Across cultures, there are different ways man has created systems around how we may leave a legacy through the generations and ways to give our individual lives meaning. Yet one generation passes and the next and the next and in light of eternity, we are but a vapor. Still, I don't think this makes life meaningless at all. As believers, we have the opportunity to be a part of something everlasting. We get to humble ourselves under a greater glory and partner with an eternal picture for the world, and that is the work of God through Jesus Christ.
As Isaiah 40:6-8 states, people will fade away but the Word of God will stand forever.
This means that wherever we have been placed in this world, on the job, at home, in the lab, at our desks, we work in the vein of a greater glory and service than ourselves because apart from this we truly are nothing.
Psychiatrist, author, and concentration camp survivor Viktor Frankl put it this way:
Don't aim at success.
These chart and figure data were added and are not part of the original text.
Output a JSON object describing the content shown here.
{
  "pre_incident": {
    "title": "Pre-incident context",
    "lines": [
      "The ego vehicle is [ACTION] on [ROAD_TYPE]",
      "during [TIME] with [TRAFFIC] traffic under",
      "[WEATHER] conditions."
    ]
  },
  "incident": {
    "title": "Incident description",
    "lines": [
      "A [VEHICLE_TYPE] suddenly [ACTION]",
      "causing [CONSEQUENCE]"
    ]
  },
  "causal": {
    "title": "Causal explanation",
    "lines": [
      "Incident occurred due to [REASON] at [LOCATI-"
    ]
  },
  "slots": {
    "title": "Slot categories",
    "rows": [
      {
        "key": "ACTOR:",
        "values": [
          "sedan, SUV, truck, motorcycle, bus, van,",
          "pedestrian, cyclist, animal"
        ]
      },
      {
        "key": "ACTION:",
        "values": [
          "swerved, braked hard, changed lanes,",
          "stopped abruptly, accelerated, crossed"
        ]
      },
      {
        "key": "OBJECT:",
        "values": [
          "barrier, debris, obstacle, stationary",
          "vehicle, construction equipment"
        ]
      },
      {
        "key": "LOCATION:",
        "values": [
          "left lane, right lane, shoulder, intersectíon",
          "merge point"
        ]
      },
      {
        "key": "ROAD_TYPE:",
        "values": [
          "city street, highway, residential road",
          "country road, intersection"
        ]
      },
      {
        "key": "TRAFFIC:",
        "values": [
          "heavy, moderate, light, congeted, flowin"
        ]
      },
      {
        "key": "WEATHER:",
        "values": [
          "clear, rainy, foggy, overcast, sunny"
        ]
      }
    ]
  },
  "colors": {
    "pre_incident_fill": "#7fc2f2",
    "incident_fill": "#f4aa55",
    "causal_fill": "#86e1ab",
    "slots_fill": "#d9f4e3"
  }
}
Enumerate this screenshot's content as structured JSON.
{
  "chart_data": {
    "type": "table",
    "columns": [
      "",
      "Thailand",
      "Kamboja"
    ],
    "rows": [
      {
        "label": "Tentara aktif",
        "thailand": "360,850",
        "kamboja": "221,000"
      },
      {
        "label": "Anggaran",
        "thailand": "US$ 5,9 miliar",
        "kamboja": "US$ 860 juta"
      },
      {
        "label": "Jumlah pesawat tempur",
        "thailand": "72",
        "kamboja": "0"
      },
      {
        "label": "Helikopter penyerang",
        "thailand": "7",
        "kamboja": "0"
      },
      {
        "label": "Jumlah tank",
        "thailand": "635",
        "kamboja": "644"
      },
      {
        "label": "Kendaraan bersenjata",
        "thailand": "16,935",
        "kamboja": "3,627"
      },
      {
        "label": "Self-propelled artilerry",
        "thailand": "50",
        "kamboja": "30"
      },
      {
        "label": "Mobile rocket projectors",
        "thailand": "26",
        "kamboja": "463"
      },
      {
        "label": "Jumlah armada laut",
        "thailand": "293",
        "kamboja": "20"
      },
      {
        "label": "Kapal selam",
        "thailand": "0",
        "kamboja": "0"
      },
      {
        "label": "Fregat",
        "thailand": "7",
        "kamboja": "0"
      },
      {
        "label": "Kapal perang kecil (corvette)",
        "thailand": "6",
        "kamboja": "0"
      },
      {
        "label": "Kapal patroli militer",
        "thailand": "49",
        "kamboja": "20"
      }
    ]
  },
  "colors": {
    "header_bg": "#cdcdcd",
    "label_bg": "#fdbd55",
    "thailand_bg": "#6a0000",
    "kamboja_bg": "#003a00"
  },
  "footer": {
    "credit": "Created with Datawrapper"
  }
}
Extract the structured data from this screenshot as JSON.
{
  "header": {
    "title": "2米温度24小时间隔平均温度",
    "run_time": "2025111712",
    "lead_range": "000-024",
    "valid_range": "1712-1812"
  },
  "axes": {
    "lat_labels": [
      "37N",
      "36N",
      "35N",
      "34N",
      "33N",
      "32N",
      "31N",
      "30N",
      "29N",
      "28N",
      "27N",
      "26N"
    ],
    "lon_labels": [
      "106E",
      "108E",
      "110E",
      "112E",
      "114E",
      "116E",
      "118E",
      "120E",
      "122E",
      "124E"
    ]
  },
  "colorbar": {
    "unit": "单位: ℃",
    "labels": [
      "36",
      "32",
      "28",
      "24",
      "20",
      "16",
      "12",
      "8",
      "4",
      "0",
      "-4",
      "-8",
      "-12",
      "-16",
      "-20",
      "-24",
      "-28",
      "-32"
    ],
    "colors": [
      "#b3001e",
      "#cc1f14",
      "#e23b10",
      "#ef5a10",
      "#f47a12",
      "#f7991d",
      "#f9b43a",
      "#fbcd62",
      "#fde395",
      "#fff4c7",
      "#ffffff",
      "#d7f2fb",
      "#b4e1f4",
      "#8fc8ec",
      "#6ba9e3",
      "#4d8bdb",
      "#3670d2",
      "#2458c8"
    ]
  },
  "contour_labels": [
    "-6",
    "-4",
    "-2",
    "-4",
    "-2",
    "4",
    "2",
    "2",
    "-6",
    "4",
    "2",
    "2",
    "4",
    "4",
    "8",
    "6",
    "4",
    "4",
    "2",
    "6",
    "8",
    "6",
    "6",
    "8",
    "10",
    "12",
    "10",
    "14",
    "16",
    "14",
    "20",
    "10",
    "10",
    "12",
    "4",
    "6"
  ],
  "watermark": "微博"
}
The more you aim at it and make it a target, the more you're going to miss it. For success, like happiness, cannot be pursued, it must ensue; and it only does so as the unintended side effect of one's personal dedication to a cause greater than oneself or is the byproduct of one's surrender to a person other than oneself. Happiness must happen, and the same holds for success, you have to let it happen by not caring about it.
I want you to listen to what your conscience commands you to do and go on to carry it out to the best of your knowledge then you will live to see that in the long run, in the long run I say, success will follow you precisely because you had forgotten to think about it.
I confess that I work better this way. When I can get myself out of the way long enough, I can actually commit to the whole-hearted and present, deep work of serving the people who follow my work or who have been placed around me. The more I focus on myself, the more I see my deficits and hear the voice of my doubts. The more I focus on God's greater work and love for His creation the more I see where His grace meets my weakness and realize that all of this isn't relying on my perfection. I'm not God. I'm not the Savior. I'm simply a servant walking in the vein where I feel called and hoping to make some sort of impact along the way that goes beyond myself.
Sometimes we live each day in and out as if we'll keep going forever this way. The sobering reality is that we won't. Yet, the fragility of life is part of what gives meaning to our days. What if we let this lead us into a humble life of greater service beyond ourselves instead?